For the many youth who may be using the financial background of their parents, lack of inheritance, lack of family handouts, and safety nets as an excuse for their stagnation and lack of progress in professional life and business, Dr. Daniel McKorley, the Ghanaian entrepreneur and business mogul, says that excuse must end now.
McDan acknowledges that many young people in the country quietly carry the weight of a disadvantaged background; however, he believes there is still hope for them.
The founder and CEO of the McDan group says starting from nothing does not mean ending with nothing.
The entrepreneur who is very passionate about mentoring the youth in a post that resonates with a large number of the youth indicated that, indeed, there are those who know there is no inheritance waiting, no powerful uncle to make a call, no wealthy friend to open doors, and no safety net if things fall apart.

“For many of you reading this… the life you are living has to work out because there is no inheritance or connections to fall back on. You come from zero. No rich parents. No family handouts. No assistance from rich friends. No favours waiting in the background. No safety net. No one to lean on. You’re all on your own,” he remarked.
For this group, he argues, life simply has to work. Failure is expensive, not just emotionally, but materially. He argues that for this group without a cushion, starting from ground zero, choices matter more.
He emphasizes that every decision counts. Where you spend your time, who you listen to, the rooms you enter, and the habits you build quietly shape the future long before results become visible.
McDan urges young people from disadvantaged backgrounds to be deliberate about their environment. Instead of waiting for help that may never come, he challenges them to place themselves among people who are already living the kind of life they aspire to.
In such spaces, big dreams stop feeling unrealistic because they become normal. What once felt impossible becomes routine.

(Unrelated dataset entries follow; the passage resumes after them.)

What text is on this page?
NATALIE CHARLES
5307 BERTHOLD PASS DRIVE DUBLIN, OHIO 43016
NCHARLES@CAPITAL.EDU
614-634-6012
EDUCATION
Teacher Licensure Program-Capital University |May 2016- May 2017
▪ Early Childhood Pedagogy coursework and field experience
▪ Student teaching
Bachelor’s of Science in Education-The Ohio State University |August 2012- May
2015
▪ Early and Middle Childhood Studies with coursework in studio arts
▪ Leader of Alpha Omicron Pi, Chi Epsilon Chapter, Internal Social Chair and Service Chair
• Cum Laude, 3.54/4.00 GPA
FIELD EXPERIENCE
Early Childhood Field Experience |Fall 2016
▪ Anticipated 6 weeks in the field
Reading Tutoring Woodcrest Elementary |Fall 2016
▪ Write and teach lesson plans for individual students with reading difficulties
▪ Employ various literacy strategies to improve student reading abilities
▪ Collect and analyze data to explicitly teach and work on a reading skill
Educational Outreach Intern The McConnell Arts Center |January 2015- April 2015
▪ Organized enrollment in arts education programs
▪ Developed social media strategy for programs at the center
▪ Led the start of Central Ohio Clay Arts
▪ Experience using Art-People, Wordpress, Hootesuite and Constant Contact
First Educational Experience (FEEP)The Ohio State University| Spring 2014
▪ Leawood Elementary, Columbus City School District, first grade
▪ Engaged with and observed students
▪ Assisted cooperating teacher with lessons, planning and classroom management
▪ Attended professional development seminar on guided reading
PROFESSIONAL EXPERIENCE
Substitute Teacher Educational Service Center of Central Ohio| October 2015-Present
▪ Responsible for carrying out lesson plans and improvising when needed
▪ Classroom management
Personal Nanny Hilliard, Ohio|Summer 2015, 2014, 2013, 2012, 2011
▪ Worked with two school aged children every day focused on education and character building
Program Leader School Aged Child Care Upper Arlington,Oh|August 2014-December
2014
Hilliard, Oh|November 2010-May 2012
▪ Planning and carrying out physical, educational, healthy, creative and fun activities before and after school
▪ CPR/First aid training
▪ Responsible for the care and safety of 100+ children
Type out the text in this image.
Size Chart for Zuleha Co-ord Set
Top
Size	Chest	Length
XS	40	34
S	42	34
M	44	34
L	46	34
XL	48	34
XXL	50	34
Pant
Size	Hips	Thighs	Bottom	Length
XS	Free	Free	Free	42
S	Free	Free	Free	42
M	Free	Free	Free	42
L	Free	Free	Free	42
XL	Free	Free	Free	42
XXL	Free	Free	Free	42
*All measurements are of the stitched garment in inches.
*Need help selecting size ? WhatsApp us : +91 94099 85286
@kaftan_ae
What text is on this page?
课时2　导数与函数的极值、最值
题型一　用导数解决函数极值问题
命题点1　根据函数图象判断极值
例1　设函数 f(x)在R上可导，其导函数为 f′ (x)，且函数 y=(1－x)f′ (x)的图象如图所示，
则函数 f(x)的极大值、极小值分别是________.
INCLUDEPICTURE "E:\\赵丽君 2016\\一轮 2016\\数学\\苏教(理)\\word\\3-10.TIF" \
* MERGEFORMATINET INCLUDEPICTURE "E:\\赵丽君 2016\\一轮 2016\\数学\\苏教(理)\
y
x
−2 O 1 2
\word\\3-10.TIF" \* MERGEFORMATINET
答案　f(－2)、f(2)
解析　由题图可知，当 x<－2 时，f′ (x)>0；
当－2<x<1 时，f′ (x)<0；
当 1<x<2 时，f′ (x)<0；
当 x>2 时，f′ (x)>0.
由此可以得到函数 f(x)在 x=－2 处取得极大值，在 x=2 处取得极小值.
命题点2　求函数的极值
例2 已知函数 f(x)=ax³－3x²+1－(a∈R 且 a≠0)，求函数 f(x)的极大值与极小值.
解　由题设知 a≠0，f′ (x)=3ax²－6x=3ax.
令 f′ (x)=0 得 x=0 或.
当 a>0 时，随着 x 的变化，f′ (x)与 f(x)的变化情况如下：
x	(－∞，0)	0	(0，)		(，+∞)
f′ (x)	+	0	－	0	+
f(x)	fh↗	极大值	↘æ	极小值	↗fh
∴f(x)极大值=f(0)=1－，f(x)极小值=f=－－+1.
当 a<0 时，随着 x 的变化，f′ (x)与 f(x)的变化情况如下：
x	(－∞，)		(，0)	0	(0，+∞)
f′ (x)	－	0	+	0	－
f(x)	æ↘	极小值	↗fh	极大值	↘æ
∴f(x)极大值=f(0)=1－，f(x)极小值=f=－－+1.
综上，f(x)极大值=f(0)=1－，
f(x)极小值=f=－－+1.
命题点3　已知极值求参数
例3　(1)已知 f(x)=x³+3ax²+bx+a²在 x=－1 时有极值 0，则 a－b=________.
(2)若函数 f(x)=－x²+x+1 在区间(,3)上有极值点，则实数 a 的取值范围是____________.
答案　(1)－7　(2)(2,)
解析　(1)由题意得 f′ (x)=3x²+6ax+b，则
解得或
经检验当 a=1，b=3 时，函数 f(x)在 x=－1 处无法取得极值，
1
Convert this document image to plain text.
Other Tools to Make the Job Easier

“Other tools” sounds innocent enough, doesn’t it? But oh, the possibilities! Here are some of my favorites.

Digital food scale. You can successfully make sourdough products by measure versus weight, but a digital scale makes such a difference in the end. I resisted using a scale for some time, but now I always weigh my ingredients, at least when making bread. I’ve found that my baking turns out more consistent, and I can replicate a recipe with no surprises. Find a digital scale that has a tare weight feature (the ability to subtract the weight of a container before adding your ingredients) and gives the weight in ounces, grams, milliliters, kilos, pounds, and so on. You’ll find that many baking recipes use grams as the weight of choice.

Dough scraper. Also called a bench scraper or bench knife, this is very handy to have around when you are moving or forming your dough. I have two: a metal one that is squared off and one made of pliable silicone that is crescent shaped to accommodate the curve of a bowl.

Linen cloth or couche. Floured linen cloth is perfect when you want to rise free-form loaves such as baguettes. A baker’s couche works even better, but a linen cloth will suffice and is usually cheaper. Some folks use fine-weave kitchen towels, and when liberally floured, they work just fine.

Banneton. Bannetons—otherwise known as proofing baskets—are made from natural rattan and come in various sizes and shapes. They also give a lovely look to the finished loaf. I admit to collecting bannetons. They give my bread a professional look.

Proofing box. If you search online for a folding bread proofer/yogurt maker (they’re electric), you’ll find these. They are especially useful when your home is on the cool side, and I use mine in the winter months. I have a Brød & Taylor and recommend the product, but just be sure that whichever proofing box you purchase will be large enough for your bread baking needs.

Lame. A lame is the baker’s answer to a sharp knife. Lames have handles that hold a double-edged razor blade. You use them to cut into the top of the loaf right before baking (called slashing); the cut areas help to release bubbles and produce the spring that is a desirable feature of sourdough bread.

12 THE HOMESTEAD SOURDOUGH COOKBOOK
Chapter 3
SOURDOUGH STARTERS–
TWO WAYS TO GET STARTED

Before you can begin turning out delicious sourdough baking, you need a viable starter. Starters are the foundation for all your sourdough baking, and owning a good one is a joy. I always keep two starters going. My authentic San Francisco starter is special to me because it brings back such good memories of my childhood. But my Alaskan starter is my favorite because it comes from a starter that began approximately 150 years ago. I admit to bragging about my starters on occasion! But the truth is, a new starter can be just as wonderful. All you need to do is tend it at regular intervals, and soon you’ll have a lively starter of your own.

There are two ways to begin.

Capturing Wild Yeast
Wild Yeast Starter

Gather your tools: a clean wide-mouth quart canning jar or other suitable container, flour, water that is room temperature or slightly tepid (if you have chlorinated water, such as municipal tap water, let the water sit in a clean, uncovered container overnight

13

To emphasize the practicality of this advice, he notes that sitting with people who are building businesses, learning skills, and solving problems makes taking similar actions normal.
He says priority should be given to attending events, workshops, and meetings where ambition is common, not mocked. Read what successful people read. Ask questions. Observe how they think, speak, and decide. Over time, mindset shifts before money does.
McDan says this set of youth must take personal responsibility for their lives and choices. He reminds the youth that today’s life is largely the result of yesterday’s choices, and tomorrow’s life is already being shaped by what they do now.
This is not meant to blame, but to empower. If choices created the present, then better choices can create a better future.
“So be deliberate. Put yourself in rooms where the life you dream of is simply the average life of the people in it. Sit with ambitious people. Get into places where your dreams are other people’s realities. And understand this clearly: the life you are living today is the result of the choices you made yesterday, and the life you will live tomorrow is being shaped right now by the choices you make today,” he admonished.

The crust of the business mogul’s admonition is that you may not control where you started, but you control how prepared you become. Skills can be learned. Discipline can be built. Networks can be grown slowly and honestly.
Consistency, patience, and integrity still matter, especially when no one is watching, which are what are needed climb out of the hole one was born into.